The Vatican launched a major conference today on business ethics, aimed at discussing whether or not unethical practices were at the root of the economic crisis and if ethics can prevent a future collapse.
“As we know from others sectors of society - and also in our lives - we often ask ourselves questions and make resolutions to do thing differently during and after a crisis,” Cardinal Peter Turkson, president of the Pontifical Council for Justice and Peace, commented to CNA.
The three-day gathering is the co-creation of the Pontifical University Regina Apostolorum and the Fidelis International Institute for Business Ethics, and is aimed at promoting ethical business practices that accord with Catholic social principles.

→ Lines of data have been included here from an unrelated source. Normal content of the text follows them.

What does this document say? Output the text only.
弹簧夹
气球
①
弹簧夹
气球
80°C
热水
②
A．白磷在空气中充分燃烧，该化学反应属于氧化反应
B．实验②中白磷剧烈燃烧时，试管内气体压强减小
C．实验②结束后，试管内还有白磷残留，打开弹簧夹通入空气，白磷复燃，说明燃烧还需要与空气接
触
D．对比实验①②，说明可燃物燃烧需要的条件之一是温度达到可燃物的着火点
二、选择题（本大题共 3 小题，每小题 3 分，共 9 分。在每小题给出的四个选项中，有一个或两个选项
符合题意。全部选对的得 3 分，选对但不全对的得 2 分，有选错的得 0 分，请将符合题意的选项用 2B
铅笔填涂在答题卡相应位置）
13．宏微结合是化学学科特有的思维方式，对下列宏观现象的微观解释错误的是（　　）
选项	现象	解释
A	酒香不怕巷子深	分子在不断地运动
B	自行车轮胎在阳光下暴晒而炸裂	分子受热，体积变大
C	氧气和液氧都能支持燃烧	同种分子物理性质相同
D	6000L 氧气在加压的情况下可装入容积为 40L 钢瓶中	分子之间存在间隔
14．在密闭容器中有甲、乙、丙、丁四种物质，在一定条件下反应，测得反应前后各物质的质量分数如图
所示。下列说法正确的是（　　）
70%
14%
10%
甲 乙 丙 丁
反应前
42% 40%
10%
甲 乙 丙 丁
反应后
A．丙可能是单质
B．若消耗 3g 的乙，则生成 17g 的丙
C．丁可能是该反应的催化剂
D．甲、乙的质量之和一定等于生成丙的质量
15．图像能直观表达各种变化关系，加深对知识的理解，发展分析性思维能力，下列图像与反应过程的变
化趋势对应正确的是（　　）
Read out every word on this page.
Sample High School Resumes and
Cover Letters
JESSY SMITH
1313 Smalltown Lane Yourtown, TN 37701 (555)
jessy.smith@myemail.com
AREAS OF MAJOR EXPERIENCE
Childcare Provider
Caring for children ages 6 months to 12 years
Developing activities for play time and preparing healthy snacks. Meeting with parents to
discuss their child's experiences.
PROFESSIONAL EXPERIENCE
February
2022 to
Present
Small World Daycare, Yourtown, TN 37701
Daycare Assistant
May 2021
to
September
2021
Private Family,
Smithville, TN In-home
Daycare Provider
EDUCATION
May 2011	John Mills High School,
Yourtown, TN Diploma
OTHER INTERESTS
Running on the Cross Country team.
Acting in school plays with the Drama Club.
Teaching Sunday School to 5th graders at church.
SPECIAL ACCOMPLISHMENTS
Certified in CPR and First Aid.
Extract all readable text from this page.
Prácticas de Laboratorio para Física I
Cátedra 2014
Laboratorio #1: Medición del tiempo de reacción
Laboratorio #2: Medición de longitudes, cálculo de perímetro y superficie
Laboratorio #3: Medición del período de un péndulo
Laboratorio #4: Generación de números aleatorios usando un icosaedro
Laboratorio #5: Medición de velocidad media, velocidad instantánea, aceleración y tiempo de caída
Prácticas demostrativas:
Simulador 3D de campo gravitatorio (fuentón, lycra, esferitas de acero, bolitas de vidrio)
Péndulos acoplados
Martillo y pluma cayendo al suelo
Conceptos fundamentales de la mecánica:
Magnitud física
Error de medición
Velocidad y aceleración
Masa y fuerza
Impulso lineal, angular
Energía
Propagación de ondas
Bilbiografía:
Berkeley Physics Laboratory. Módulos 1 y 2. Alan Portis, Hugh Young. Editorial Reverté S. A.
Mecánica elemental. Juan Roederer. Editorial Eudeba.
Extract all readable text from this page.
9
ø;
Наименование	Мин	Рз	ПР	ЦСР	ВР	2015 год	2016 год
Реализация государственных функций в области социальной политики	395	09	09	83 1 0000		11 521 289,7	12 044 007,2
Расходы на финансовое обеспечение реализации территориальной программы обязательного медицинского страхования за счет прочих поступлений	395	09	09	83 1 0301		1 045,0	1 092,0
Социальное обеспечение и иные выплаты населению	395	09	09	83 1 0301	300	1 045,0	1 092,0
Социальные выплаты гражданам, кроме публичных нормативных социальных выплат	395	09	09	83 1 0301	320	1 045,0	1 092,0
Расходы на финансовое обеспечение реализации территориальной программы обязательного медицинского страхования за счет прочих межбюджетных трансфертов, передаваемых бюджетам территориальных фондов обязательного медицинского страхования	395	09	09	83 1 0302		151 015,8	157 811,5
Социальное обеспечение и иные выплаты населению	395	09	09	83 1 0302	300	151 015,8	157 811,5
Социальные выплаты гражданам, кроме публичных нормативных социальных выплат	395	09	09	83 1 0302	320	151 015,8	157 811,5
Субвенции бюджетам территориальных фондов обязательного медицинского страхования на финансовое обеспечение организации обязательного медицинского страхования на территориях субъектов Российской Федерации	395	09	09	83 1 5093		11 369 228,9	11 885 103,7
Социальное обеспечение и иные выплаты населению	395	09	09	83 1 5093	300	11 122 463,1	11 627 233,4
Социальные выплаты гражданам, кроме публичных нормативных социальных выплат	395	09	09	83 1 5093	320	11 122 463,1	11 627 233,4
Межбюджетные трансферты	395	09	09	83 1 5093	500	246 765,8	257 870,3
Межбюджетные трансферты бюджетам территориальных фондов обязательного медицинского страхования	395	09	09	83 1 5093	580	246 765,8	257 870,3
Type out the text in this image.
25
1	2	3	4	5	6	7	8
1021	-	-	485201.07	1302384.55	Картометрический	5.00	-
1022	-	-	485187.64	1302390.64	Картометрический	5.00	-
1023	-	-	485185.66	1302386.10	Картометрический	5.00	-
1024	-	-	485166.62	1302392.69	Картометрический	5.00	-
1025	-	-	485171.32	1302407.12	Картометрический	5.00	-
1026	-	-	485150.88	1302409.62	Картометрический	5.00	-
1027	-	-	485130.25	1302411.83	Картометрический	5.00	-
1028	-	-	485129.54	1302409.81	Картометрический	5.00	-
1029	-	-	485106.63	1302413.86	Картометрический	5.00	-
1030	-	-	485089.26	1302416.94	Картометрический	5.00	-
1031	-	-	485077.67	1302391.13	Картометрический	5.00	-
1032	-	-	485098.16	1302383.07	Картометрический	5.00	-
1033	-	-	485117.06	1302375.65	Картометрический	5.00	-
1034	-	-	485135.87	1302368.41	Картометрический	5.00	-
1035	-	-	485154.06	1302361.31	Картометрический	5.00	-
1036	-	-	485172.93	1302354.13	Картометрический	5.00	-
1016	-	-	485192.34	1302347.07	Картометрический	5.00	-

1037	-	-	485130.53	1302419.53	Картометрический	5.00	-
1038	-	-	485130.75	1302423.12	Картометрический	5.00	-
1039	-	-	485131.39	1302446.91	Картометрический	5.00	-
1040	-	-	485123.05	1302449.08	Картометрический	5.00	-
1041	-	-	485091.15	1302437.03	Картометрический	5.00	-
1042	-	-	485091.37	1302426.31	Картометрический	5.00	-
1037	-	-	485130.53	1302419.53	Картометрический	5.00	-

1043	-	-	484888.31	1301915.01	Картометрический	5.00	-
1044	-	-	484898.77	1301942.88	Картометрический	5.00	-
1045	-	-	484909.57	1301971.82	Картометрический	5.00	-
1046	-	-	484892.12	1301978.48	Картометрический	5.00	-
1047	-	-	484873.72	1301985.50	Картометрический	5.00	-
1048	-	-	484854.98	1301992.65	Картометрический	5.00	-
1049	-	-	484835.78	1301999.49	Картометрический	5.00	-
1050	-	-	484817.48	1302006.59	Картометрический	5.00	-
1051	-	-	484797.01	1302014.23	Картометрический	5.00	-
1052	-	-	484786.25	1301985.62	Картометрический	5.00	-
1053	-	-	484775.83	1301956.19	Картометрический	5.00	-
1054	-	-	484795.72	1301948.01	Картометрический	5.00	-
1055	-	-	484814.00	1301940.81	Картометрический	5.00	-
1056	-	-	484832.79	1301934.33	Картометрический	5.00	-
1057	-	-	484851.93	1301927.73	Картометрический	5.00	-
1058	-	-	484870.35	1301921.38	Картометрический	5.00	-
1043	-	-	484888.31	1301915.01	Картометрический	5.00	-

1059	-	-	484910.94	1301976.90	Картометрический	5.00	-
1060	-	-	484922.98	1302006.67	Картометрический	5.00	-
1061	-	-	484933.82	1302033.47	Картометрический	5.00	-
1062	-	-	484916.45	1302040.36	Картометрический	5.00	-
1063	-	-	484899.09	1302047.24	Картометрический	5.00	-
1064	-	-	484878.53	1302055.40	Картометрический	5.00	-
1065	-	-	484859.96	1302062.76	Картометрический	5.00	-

In all, around 100 key figures from business, academia and the Church are present for the “Executive Summit on Ethics for the Business World,” which began with Mass in St. Peter’s Basilica this morning. Several of the participants spoke with CNA about the conference and their impressions so far.
“Ethics is, or has to be, put into practice in many areas of business - especially finance, entrepreneurship and social engagement,” said Marcelo Benitez, the Managing Director of Fidelis International.
“So the purpose of this conference is to discuss these matters in the light of the teachings of the Holy Father in order to get to the bottom of these issues and apply the lessons to the real issues of financial world,” he explained.
Foremost among those papal teachings being discussed is Pope Benedict’s 2009 encyclical “Caritas in Veritate” or “Charity in Truth.” In the midst of global financial collapse, it advocated financial ethics rooted in the dignity of the person and the pursuit of the common good.
“I come from a much more secular perspective, so for me this is all a bit new,” Professor Andy Zelleke of Harvard University’s Kennedy School remarked.
“But I have to say that in reading carefully through the encyclical letter I found that its discussion of the economy and the problems surrounding the financial crisis - including some of its prescriptive thinking for business - to be extraordinarily insightful,” Zelleke said.
Of course, different ethical questions arise in different parts of the global economy. Denis Chang, a senior counsel lawyer from Hong Kong, said the realization that economic growth has to be matched by ethical development is becoming increasingly accepted in China.
“I think people are beginning to realize that you cannot simply conduct business without regard to business ethics, without regards to social responsibility, and it’s not just a case of ‘business is business is business,’ but you’ve got to look at the social consequences of every single economic decision,” Chang said.
As for corruption in Africa, Patrick Bitature of Uganda’s Investment Authority believes the social teachings of the Church can help alleviate the problem.
“Corruption is like a cancer – it’s easier to stop if if you catch it early. So I think the family unit and the Church can play a big role. And that’s why a conference like this is so useful.”